Nous avons également eu du courrier aujourd’hui : le vieil oncle George serait souffrant et est cloué au lit, un méchant coup de chaud selon le docteur. J'imagine qu'à New-York la chaleur doit être pire qu'ici malgré l'océan l'entourant. Je garde moi-même un souvenir peu agréable de cette ville depuis ma dernière visite. Les rues ont beau être animées, tout ce monde s'agitant dans ces petites rues étroites est à vous donner le tournis, sans compter ces hauts immeubles qui, personnellement, me gratifient d'une impression d'emprisonnement et d'étouffement peu agréable... Bienheureux sommes-nous de vivre en campagne, ça, je vous le dis !


29 juin 1889

J'ai fait une bien heureuse rencontre aujourd’hui : alors que j'effectuais ma quotidienne balade près de la rivière, quel ne fut pas mon saisissement d'apercevoir près de la rive ce bon vieux Al ! Passé l'effet de surprise, nous nous sommes pris dans les bras sous des exclamations de joie suffisamment fortes pour que quelques personnes se tournent en notre direction.
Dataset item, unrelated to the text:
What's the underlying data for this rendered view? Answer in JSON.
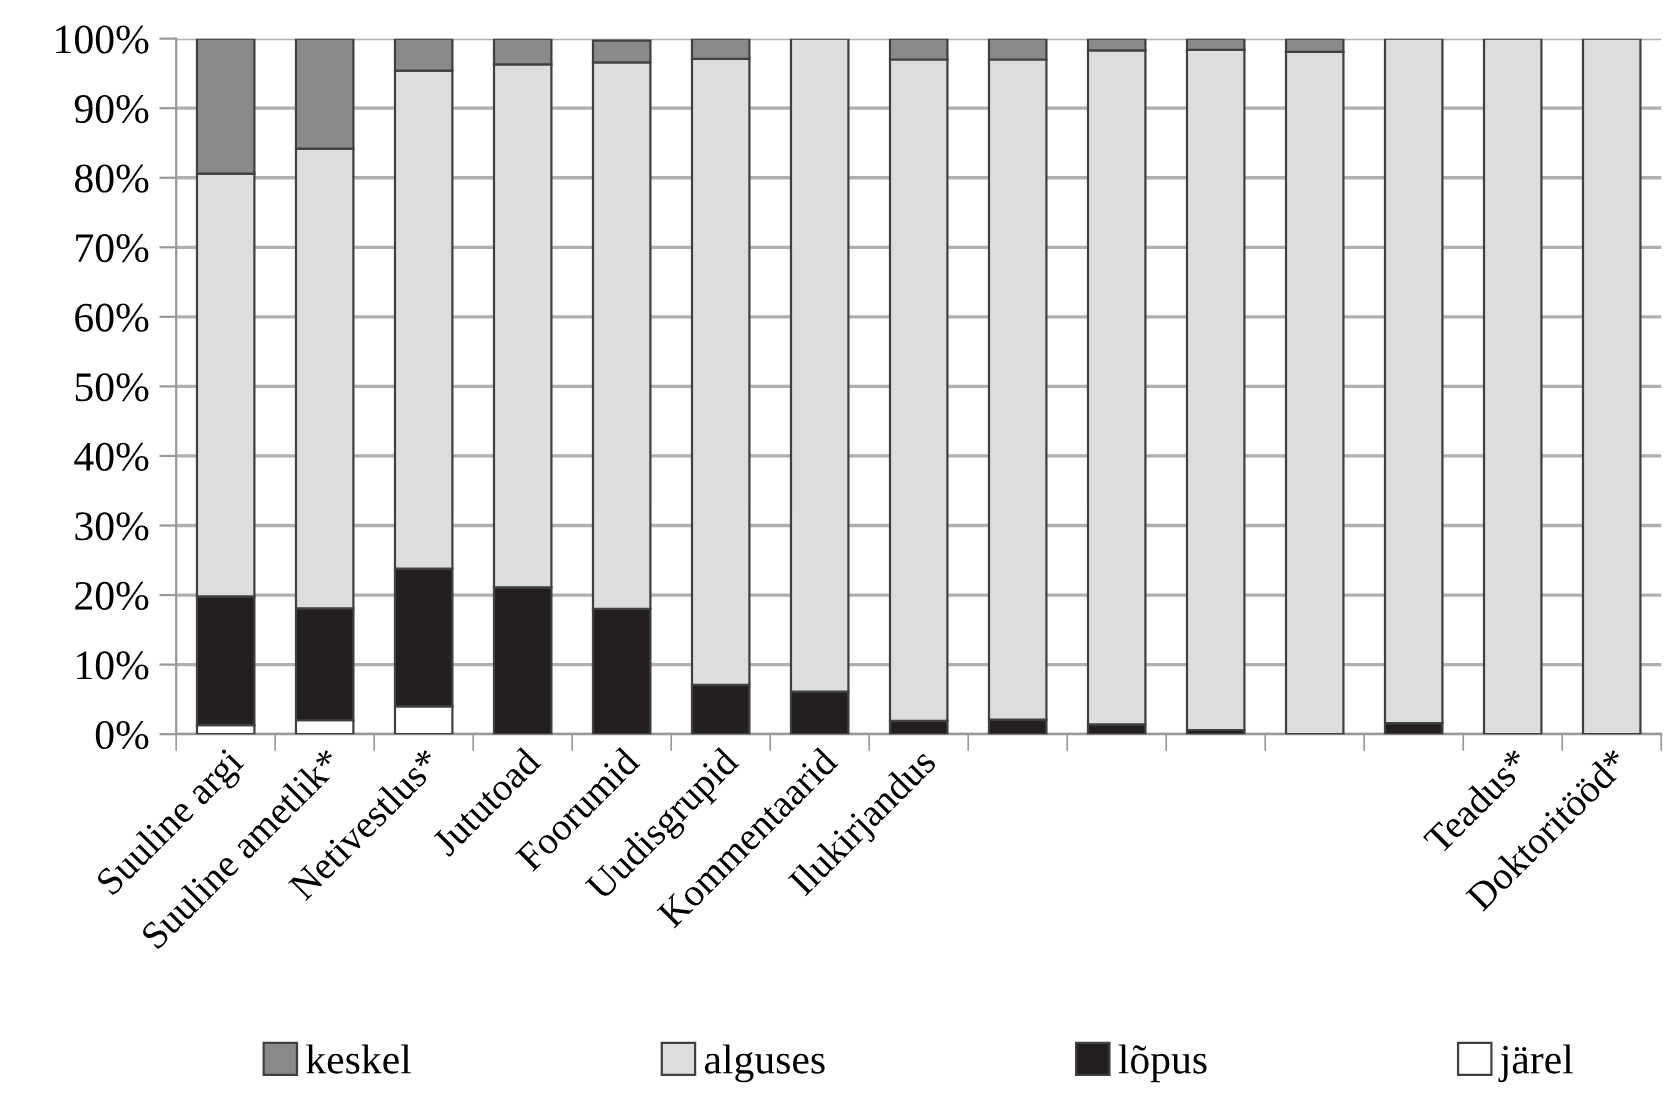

Qu'importent leurs regards jugeurs, j'étais bien trop heureux de retrouver mon cher Albert ! Voilà bien presque un an qu'il nous avait quittés pour aller poursuivre ses études à New-York ! D'ici quelques années, si les efforts d'Al paient (et, au vu de son caractère travailleur, le contraire m’étonnerait fortement), notre petite bourgade accueillerait alors le Docteur Albert Johnson. En attendant, c'est pour les vacances que ce bon vieux Al est de retour au bercail, ce dont je ne peux que me réjouir, mes journées d'été s'annonçant maintenant bien plus animées et intéressantes avec sa présence.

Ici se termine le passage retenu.